9DW: If you could rewind a few months, what would you tell yourself to do differently?
RB: I’d start booking events sooner, by about three months. The thing is, my earliest calls were greeted with breezy reflections on how open the calendar was six months out. But we needed to change the route for logistical reasons, and that left me calling the Midwest with about six weeks notice, in peak season, as a debut author—a tough nut, indeed. I still got a couple gigs and I did meet the booksellers en route, some of whom I’ll see again soon, but that leg could have been stronger.
9DW: Would you do it again?
RB: Without hesitation and, in fact, I plan to. The whole road trip thing is something that turns my crank and may not be for everyone. But I heartily recommend getting out to bookstores, libraries, literary bars, or whatever is available to any author serious about finding readers. It’s not about selling books, at least not in the immediate sense. It’s about finding out who wants to read you, meeting people who sell books for a living, and making connections to counter the aloneness which is such a necessary part of writing for most of us.

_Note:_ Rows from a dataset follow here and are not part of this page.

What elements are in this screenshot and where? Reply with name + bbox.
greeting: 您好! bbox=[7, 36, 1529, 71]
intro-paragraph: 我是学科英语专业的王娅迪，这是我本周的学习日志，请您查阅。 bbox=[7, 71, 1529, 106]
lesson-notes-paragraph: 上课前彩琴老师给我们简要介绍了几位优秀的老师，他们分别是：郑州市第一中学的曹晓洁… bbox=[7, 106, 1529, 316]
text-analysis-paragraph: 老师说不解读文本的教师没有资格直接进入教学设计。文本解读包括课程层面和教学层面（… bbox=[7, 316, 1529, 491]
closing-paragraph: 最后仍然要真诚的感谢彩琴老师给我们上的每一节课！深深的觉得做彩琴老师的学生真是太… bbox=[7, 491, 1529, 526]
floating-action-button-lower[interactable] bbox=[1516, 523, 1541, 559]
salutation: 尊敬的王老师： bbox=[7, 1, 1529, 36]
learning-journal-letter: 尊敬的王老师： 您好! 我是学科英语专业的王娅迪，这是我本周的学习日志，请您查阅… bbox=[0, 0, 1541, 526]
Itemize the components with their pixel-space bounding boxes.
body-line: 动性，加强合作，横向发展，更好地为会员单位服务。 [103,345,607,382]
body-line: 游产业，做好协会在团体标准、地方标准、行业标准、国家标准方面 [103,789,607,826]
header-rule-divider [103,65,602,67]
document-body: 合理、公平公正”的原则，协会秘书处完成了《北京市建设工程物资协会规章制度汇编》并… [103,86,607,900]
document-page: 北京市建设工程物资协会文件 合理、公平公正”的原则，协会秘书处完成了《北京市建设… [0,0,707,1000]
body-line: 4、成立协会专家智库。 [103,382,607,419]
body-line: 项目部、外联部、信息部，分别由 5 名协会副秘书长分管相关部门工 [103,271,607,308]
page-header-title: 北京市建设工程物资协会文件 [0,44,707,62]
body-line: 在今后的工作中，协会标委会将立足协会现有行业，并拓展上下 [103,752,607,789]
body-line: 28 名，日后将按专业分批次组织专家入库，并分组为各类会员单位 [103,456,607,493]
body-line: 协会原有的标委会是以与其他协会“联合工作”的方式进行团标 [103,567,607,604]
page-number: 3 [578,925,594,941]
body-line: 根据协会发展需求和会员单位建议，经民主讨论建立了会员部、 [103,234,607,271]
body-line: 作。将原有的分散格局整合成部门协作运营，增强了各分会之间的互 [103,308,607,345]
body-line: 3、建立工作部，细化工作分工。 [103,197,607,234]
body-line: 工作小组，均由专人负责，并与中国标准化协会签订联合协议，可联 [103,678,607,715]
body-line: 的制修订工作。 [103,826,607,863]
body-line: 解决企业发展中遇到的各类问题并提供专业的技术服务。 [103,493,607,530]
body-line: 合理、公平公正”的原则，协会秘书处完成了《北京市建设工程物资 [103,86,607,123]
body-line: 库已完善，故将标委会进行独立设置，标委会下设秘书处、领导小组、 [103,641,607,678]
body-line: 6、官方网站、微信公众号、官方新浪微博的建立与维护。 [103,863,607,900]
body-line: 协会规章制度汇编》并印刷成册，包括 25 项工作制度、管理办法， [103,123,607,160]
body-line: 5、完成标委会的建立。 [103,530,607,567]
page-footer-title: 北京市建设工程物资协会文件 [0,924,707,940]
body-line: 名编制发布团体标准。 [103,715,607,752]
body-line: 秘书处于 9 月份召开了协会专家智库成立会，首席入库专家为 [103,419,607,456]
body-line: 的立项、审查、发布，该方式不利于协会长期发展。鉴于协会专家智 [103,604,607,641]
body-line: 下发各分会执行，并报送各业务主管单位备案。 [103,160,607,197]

Rob Brunet’s 2014 debut, STINKING RICH, asks What could possibly go wrong when backwoods bikers hire a high school dropout to tend a barn full of high-grade marijuana? Dubbed “deviously funny” by Canadian Mystery Reviews, the novel was listed on Crimespree Magazine’s Book Picks for 2014, and named one of the year’s top debuts by MysteryPeople. Brunet’s short crime fiction appears and is forthcoming in Ellery Queen Mystery Magazine, Thuglit, Shotgun Honey, Out of the Gutter, Noir Nation, and numerous anthologies. Prior to writing crime, Brunet ran a Web boutique producing award-winning sites for titles like Frank Miller’s Sin City and cult television series Alias. He loves the bush, beaches, and bonfires, and lives in Toronto with his wife, daughter, and son.